Tuesday, March 23, 2021
Sandhu HK, et al. Effectiveness of Standard Local Anesthetic Bupivacaine and Liposomal Bupivacaine for Postoperative Pain Control in Patients Undergoing Truncal Incisions: A Randomized Clinical Trial. JAMA Netw Open. 2021 Mar 1;4(3):e210753. doi: 10.1001/
Yesterday, we discussed the legalities of off-label prescribing in pediatric anesthesia and how that climate is changing with regard to drug company advertising. Today, we’ll extend that discussion to a topic that’s recently been in our literature – the use of the supposedly “long-acting” local anesthetic called liposomal bupivacaine (Exparel).
Exparel was initially approved for surgical infiltration in 2011, but not as a “long-acting” preparation. More recently, it has been approved for use in brachial plexus block only. Notably, this was the first time the FDA granted an indication for a local anesthetic for a specific type of regional nerve block. They did so, probably in response to mounting criticism that the FDA was not doing enough to stem perioperative opioid use. But since its original approval, post-marketing studies on the effectiveness of Exparel have been mixed, at best.
Sandhu et al, performed a randomized and blinded (to the patient and study team but not the surgeon) study comparing plain bupivacaine and liposomal bupivacaine for “truncal” incisions, which included sternotomy, thoracotomy, minithoracotomy, and laparotomy in adults. A total of 140 patients per group were evaluated. The local anesthetic was injected into the tissue surrounding the incision at the time of closure. In brief, there were no differences in indices of postoperative pain control (e.g., pain scores, opioid use) or patient satisfaction up to and including postoperative day #3.

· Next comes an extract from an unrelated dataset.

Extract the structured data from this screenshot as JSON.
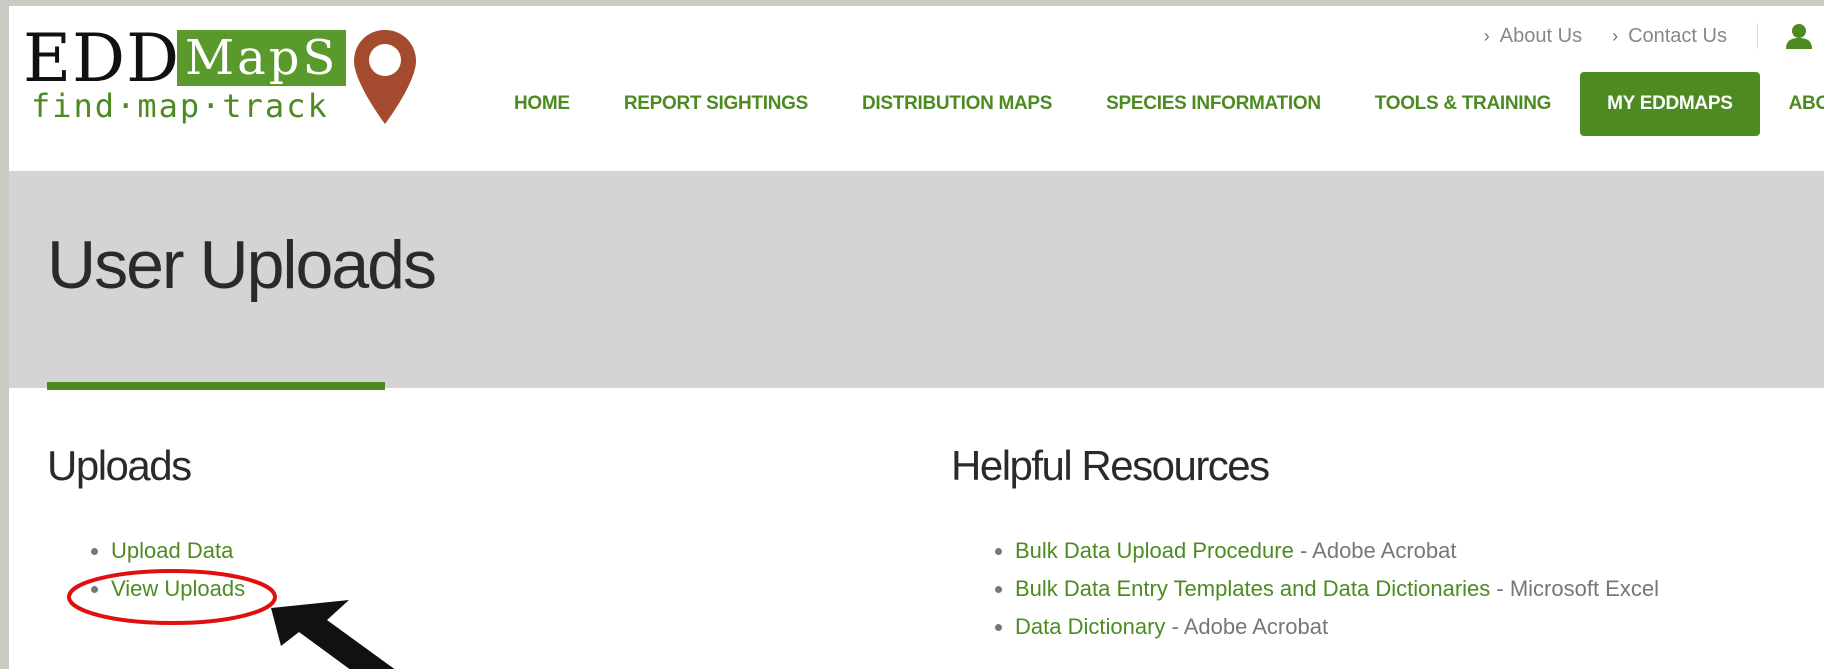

The February 2021 issue of Anesthesiology also contains some important updates on this effectiveness. In a systematic review and meta-analysis, Hussain et al. pooled the results from 9 trials that included 619 patients and concluded that “High-quality evidence does not support the use of perineural liposomal bupivacaine over nonliposomal bupivacaine for peripheral nerve blocks.” In the same issue, Ilfeld et al. published a comprehensive review of all studies that have examined the effectiveness of Exparel and concluded: “The preponderance of evidence fails to support the routine use of liposomal bupivacaine over standard local anesthetics.” These articles were accompanied by an editorial written by Dr. Mary Ellen McCann of Boston Children’s. Dr. McCann and I were on the same FDA advisory committee that evaluated the use of Exparel for regional nerve blocks. Even the studies the company submitted for approval showed marginal effectiveness, not only over plain bupivacaine, but even when compared with saline placebo. In her editorial, Dr. McCann writes:
“Once Exparel was approved, Pacira Biosciences began an aggressive and powerful marketing strategy. Between 2013 and 2019, they paid $25.8 million to more than 27,000 physicians for a variety of services including compensation for being a speaker or faculty at nonaccredited educational events. Sales of liposomal bupivacaine increased during this time with the company reporting a 25% growth in 2019 over 2018 with full-year revenues of $421 million in 2019. The cost of a single dose of 266 mg of Exparel brand liposomal bupivacaine is about $334. Nonliposomal bupivacaine costs about $3 per dose.”
My personal bias against using liposomal bupivacaine for regional nerve blocks is that there is no evidence (to my knowledge) that its accidental intravascular injection can be readily rescued by administration of intralipid. Administration of local anesthetic into a nerve sheath is much more likely to result in an accidental intravascular injection than indirect surgical infiltration into an open wound.
What’s the bottom line for us, as pediatric anesthesia practitioners? It seems to me that if liposomal bupivacaine was impressively better than plain bupivacaine, and worth its extra cost, we would know it by now, and its use would already by widespread in children. Until that happens, there is no reason to use it, and plenty of reasons to avoid it.